Depravity: The Sickest Thing I Used to Believe

I used to believe that I was so depraved in my mind, heart, and DNA that I deserved to be killed by God, but that Jesus died in my place so I was off the hook, except that I wasn’t really off the hook unless I believed and felt bad and obeyed every word of the Bible forever. I called this “good news.” I didn’t know any better.

Millions of children are taught from a very young age that they are broken and bad, utterly unacceptable to God as they are, and that only a religious negotiation will give them a chance at last-minute salvation. These are not the teachings of some fringe cult, they are the mainstream beliefs of American conservative Christianity.

Like so many harmful doctrines, the belief in “total depravity” (codified by Calvin) is based on a legal conception of the relationship between humans and God as well as a flat and technical reading of an inerrant Bible. When the poets and teachers of scripture describe their personal woes or the sorry state of the their society and world, they say things like “there is no one on earth who is righteous,” (Ecclesiastes 7:10) and “all have sinned and fallen short of God’s glory.” (Romans 3:23) These powerful and subjective testimonies have somehow become burdensome legalities, a forensic diagnosis of humankind’s “fallen” state. The message behind the doctrine is clear to those living in its shadow: you may think you’re doing OK, but the Bible says you are awful and bad and God can’t even bear to look at you.

A Depraved Doctrine

In the Reformed formula, depravity is the necessary premise for an entire “plan of salvation.” Without a legal status of depravity, the legal solution of Jesus’ blood cannot be efficacious. This mires our Christian faith – which ought to be an open-hearted journey along the Path of Jesus – in the archaic and dangerous logic of blood sacrifice and sacred death.

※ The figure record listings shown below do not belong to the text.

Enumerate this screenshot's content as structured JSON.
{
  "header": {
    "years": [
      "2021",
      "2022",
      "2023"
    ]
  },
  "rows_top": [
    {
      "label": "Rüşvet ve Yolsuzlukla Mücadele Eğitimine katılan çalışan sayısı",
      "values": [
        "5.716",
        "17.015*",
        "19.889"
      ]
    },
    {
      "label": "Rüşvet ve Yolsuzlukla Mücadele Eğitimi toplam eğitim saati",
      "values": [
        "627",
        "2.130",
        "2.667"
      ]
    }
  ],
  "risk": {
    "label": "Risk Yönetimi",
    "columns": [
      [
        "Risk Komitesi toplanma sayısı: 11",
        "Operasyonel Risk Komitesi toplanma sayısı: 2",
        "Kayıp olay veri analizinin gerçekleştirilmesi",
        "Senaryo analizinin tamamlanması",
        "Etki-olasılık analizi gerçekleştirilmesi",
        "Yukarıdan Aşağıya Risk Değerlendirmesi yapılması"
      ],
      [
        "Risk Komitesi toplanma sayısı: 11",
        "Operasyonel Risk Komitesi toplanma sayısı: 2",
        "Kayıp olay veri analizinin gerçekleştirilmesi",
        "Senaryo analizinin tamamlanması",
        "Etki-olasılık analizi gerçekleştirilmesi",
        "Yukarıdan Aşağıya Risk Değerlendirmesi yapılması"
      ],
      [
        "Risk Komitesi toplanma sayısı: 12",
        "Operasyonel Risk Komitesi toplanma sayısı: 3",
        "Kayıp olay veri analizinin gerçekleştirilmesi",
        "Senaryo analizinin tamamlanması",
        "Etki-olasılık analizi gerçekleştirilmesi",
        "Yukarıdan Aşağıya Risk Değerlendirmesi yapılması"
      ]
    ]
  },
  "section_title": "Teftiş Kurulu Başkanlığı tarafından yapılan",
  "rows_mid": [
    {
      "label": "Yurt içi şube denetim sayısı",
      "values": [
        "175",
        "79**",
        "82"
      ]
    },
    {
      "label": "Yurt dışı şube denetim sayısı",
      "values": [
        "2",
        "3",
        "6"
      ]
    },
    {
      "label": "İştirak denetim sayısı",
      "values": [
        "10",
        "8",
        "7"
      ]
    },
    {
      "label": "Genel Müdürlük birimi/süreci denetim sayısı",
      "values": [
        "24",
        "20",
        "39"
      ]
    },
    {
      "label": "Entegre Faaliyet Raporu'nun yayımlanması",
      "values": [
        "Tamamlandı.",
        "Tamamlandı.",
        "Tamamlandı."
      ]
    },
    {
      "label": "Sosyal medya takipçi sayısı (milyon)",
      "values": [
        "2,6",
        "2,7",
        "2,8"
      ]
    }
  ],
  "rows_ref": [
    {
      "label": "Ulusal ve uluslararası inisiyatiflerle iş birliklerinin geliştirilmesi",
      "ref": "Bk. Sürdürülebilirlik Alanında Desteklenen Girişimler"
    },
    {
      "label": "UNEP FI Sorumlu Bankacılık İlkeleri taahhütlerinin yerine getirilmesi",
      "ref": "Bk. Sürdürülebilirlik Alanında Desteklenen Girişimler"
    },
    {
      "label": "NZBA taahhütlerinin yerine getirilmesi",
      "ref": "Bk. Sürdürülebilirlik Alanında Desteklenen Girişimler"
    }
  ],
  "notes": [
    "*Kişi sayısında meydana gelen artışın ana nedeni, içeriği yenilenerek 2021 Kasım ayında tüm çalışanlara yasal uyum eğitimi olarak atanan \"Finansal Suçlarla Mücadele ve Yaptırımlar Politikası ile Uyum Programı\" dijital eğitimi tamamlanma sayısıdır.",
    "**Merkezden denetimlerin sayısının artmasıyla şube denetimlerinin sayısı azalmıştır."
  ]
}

The pastoral failure of depravity as a doctrine is how it teaches people (especially young people) that they have no worth apart from their legal standing within a religious system and, bad news, your default status within that system is “screwed.” It teaches them to feel bad about who they are, out of the box, and sets them on a lifelong journey of anxiety and self-doubt. Ironically, while the mantra of Reformed theology is that humans play no part in their own salvation, its effect is that of a death sentence for every human being unless they begin to frantically dig themselves out of the pit.

Theologically, depravity and its implications are deeply rooted in a commitment to divine violence and sacrificial religion. This is the notion that from the ancient past God has demanded lifeblood as a payment for human sin, and the expectation of an ultimate future in which God uses violence to set things “right.” In the framework of depravity and substitutionary atonement, the “good news” is that God has provided a loophole out of the inevitable catastrophe for an elect few, but it nevertheless upholds the essential violence of God and of the divine plan. Again, it fails to follow Jesus in envisioning and following after a God who is bigger and better than our broken and bloody systems of justice. It cannot imagine victory or peace without a necessary shedding of blood.

The Alternate Way of Jesus 

Jesus warned his neighbors and followers that they were committed to a path of self-destruction. He invited them to repent of their sinful and violent ways before it was too late. But Jesus saw humans as beloved children of God who had lost their way, not legally damned fodder for the divine bloodlust. He called them back to the loving embrace of a God of peace and reconciliation, not into a legal machine that might make them conditionally acceptable to a violent God through substitution and sacrifice.

Prof. Bernard Ramm is quoted as saying that “God forgives our theology just like he forgives our sin.” We must stop teaching our children that they are inherently deficient and depraved. Jesus points us away from shame and sacrifice and toward joy and peace. The young ones will discover soon enough how compromised and treacherous the world and their own hearts might be. Let’s be ready to encourage and affirm them as recipients and agents of God’s rescuing love in a world that needs them. This is the path of Jesus. Violence and depravity are the other path.